Страница 25 из 44
Александра Сергеевича ценили на телевидении, а потому хорошо платили, у него были творческие планы, некоторые наброски в тетрадке, вот о них он и хотел пойти поговорить с завотделом. Если бы для задуманного было дано «добро», то он смог бы на год уехать на Байкал, с рабочей группой, с которой он не только сработался, но, пожалуй, как-то сросся за эти годы. В командировках они могли подолгу молчать или часами до хрипоты спорить о правильно отобранном кадре. До смысла жизни их споры не доходили, это было ни к чему, все и так ясно. Голицын, почему-то был уверен, что начальство с удовольствием согласится на его предложение. Пока он своими планами ни с кем не делился, тем более с женой, чтобы ее не расстраивать, хотя он заранее знал, что она все равно первая узнает о его заявке от начальства и неприятных разговоров дома не избежать.

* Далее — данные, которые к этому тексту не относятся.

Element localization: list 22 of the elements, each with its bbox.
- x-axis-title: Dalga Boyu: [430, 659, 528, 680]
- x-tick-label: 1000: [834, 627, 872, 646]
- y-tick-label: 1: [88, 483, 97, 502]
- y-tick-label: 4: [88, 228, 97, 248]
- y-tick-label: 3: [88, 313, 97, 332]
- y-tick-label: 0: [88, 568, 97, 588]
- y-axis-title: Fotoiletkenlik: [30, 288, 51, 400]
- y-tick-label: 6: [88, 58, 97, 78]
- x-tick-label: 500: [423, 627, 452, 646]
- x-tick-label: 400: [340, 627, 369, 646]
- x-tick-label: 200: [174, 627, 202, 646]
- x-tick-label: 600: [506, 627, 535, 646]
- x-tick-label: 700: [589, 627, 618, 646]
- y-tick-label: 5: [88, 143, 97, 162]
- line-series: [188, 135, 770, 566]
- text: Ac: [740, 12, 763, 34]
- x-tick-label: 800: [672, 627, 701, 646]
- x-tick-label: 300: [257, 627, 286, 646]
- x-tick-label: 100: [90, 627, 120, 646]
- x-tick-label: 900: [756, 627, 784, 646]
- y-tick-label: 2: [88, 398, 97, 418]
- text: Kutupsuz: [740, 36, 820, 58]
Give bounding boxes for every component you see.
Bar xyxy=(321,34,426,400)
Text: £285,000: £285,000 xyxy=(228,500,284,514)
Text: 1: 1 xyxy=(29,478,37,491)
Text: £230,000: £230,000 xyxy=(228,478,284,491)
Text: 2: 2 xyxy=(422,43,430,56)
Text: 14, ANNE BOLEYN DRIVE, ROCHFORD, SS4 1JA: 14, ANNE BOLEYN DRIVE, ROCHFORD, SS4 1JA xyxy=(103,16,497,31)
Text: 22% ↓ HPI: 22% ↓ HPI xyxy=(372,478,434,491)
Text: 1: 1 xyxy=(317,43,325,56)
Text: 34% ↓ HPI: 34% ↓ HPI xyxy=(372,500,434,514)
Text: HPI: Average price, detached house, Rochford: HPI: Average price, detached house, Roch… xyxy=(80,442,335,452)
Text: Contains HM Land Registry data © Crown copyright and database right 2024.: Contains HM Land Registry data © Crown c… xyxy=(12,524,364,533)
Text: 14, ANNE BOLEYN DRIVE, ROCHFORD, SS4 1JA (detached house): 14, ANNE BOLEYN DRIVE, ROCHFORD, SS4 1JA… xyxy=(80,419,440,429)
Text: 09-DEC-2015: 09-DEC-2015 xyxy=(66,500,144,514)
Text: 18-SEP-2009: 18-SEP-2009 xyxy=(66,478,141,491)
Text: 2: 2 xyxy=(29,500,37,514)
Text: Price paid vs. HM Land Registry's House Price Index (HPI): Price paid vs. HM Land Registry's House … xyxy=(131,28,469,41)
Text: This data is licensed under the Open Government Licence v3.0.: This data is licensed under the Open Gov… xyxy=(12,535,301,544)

Сегодня он ехал на работу в приподнятом настроении, на три часа его вызвал начальник, сказал, что хочет поговорить с ним о проекте. Неужели получится? Утренний вагон метро набит до отказа, люди — те, кто сидит, — все спят, те, кто стоит, — в дреме. Грохот колес и усталость от вечного недосыпа ввергал народ в летаргический сон. Голицын этому не поддавался, сам с собой боролся, читал книжки и газеты. «Надо бы набросать некоторые мысли, перед тем как говорить с завотделом», — подумал он. Но ему не повезло, в вагоне от единственного свободного места на скамейке его грубо отпихнули, всю дорогу Голицын простоял, поэтому не мог достать из портфеля тетрадку. Ему очень хотелось получить длительную командировку на Байкал, кое с кем он даже заранее списался, его ждали, обещали показать заповедные места, познакомить с интересными людьми. За последнее время он настолько устал от событий, от нервного состояния жены, собственных бессонных ночей, что решения начальства ждал, как манны небесной. Эта поездка спасла бы его от непрошеных мыслей, в которых он не мог разобраться, а посоветоваться было не с кем.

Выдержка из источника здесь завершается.